Airport of the Month
Litchfield Municipal Airport
May 1, 2018
Litchfield has some great history. The City is named for E. Darwin Litchfield, whose brother was Egbert E. Litchfield, founded the St. Paul and Pacific Railroad. Darwin was a major investor in the Railroad. The town was settled in 1855 and incorporated in 1872. After the American Civil War, Union veterans formed the "Grand Army of the Republic", or GAR. It was much like the present-day American Legion with meeting halls and social events. The last original G.A.R. Hall is in Litchfield. It's a gorgeous building and is now the home of the Meeker County Historical Society. The downtown is a "Commercial Historic District" that includes the restored Opera House from 1900 and Trinity Episcopal Church. The Church was built in 1871 and designed by Richard Upjohn, the founder of the American Institute of Architects (AIA).

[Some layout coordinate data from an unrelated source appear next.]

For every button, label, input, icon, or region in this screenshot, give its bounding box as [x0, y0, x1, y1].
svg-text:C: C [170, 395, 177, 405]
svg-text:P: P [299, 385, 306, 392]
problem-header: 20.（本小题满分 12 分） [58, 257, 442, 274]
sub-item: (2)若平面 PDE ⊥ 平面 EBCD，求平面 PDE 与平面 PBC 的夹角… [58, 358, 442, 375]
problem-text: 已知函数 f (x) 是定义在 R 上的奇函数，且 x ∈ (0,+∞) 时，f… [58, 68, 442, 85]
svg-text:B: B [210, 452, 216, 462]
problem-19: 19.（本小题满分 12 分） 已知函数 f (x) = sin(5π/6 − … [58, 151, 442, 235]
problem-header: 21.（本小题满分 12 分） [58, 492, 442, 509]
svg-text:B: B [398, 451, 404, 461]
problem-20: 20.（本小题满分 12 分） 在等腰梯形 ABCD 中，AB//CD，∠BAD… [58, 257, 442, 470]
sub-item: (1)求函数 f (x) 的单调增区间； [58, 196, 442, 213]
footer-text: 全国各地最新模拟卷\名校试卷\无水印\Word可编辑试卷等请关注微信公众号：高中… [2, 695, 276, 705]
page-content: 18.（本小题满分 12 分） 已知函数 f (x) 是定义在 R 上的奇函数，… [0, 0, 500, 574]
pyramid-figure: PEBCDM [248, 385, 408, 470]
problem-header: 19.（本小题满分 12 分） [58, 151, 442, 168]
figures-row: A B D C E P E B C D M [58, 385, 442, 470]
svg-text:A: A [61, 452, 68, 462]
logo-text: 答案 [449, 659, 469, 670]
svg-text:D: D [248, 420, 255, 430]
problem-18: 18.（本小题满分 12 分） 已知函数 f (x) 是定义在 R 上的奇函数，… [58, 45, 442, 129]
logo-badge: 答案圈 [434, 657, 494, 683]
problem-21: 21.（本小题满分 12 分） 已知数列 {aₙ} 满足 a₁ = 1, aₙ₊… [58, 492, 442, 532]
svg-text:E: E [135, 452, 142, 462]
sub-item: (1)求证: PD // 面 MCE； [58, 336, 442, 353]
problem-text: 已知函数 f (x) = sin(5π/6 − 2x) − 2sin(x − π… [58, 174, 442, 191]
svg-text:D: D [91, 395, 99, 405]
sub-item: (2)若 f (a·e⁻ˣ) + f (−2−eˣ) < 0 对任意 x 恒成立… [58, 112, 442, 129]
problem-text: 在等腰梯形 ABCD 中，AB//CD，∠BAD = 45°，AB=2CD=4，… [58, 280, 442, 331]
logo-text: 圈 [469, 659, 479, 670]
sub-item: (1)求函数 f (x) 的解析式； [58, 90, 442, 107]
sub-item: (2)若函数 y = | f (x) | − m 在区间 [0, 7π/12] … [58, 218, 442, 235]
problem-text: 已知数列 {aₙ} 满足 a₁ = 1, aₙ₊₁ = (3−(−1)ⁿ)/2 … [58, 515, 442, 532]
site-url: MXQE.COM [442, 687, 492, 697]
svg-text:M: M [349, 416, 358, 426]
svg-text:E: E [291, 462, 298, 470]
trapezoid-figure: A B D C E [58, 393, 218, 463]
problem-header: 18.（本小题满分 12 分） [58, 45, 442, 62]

On the southwest side of town is a lake named for the town's first doctor, F.N. Ripley. Unfortunately, Dr. Ripley froze to death on the lake shore in 1856. That's kind of a tough way to get something named after you. To the Southeast is the Litchfield Municipal Airport. Farther to the southeast is the Darwin VOR (Very High Frequency Omni-Range in case you forgot). It's probably the only air navigation aid named after a railroad investor.
When the Litchfield automated weather system (AWOS) says the conditions aren't so hot, you can use "Darwin" to make a VOR approach. VORs are something that no doubt will soon be history too, so go try it while you can. For 21st Century pilots, there's RNAV/GPS approaches to both ends of the main runway that include LPV with precision approach minimums. The paved runway is 4000 feet long and equipped with all the modern lightening systems. A full parallel taxiway leads to the spacious parking ramp. The Arrival/Departure Building has meeting space and a flight planning area. Fueling is self-service, and there's a courtesy car available.
This is Litchfield's second airport. The original was closer to town and opened shortly after World War II. By 1953 there was a 2800-foot-long turf runway and a single hangar. The runway was later paved and lighted. Hangar space was added, but the old airport was right next to the County Fair Grounds. On the north end, expansion was blocked by a creek and the City's sewage plant. To the south two schools and a housing subdivision also limited the airport's potential. With the local aviation needs growing, the City moved the facility to the current location in 1987. Having a new airport certainly made Litchfield popular. There are now 28 aircraft based at the airport, housed in 18 hangars.
Two of Minnesota's early aviation pioneers were brothers who grew up in Litchfield. During World War I, Clarence (better known as C.W.) Hinck was a student in the Navy's aviation training program at the Dunwoody Institute in Minneapolis. He was one of the founders of Federated Flyers, Minnesota's first commercial flying service. Federated was known for their "barnstorming", and operated a flight school. Elmer Hinck was an infantry soldier in the same war. He came home and learned to fly at his brother's school, later working there as a stunt pilot. He eventually became Minnesota's premier flight instructor, and owned several flight schools in the Twin Cities. During World War II Clarence and Elmer contracted with the Army to train pilots. Elmer ran the school, but unfortunately died in a training accident. After the war, Clarence became the Minnesota dealer for the Republic "Seabee". Minnesota's Aviation Hall of Fame inducted the Hinck brothers in 1990 and 1991 respectively.
If history isn't your thing, Litchfield has a lot more to offer. There's a first-rate golf course, where the club house serves good food. Lake Ripley Park features a beach, picnic shelter and campground. The City operates 14 more parks, including one called "Pie Shape" Park, which is dedicated to "fun for canines". It's uncertain if the dog park's name refers to the geometry or an available treat. There's also a nature center and arboretum.
The weekend after July 4, is the annual "Litchfield Watercade" with food, music and a parade. It's a four-day event that usually includes some water skiing demonstrations, dancing, fishing, and fireworks. Concerts are featured in Central Park just about every week during summer and often headline nationally known artists.
You can fly to Litchfield, bring your dog, bask in the history or just do some fun stuff.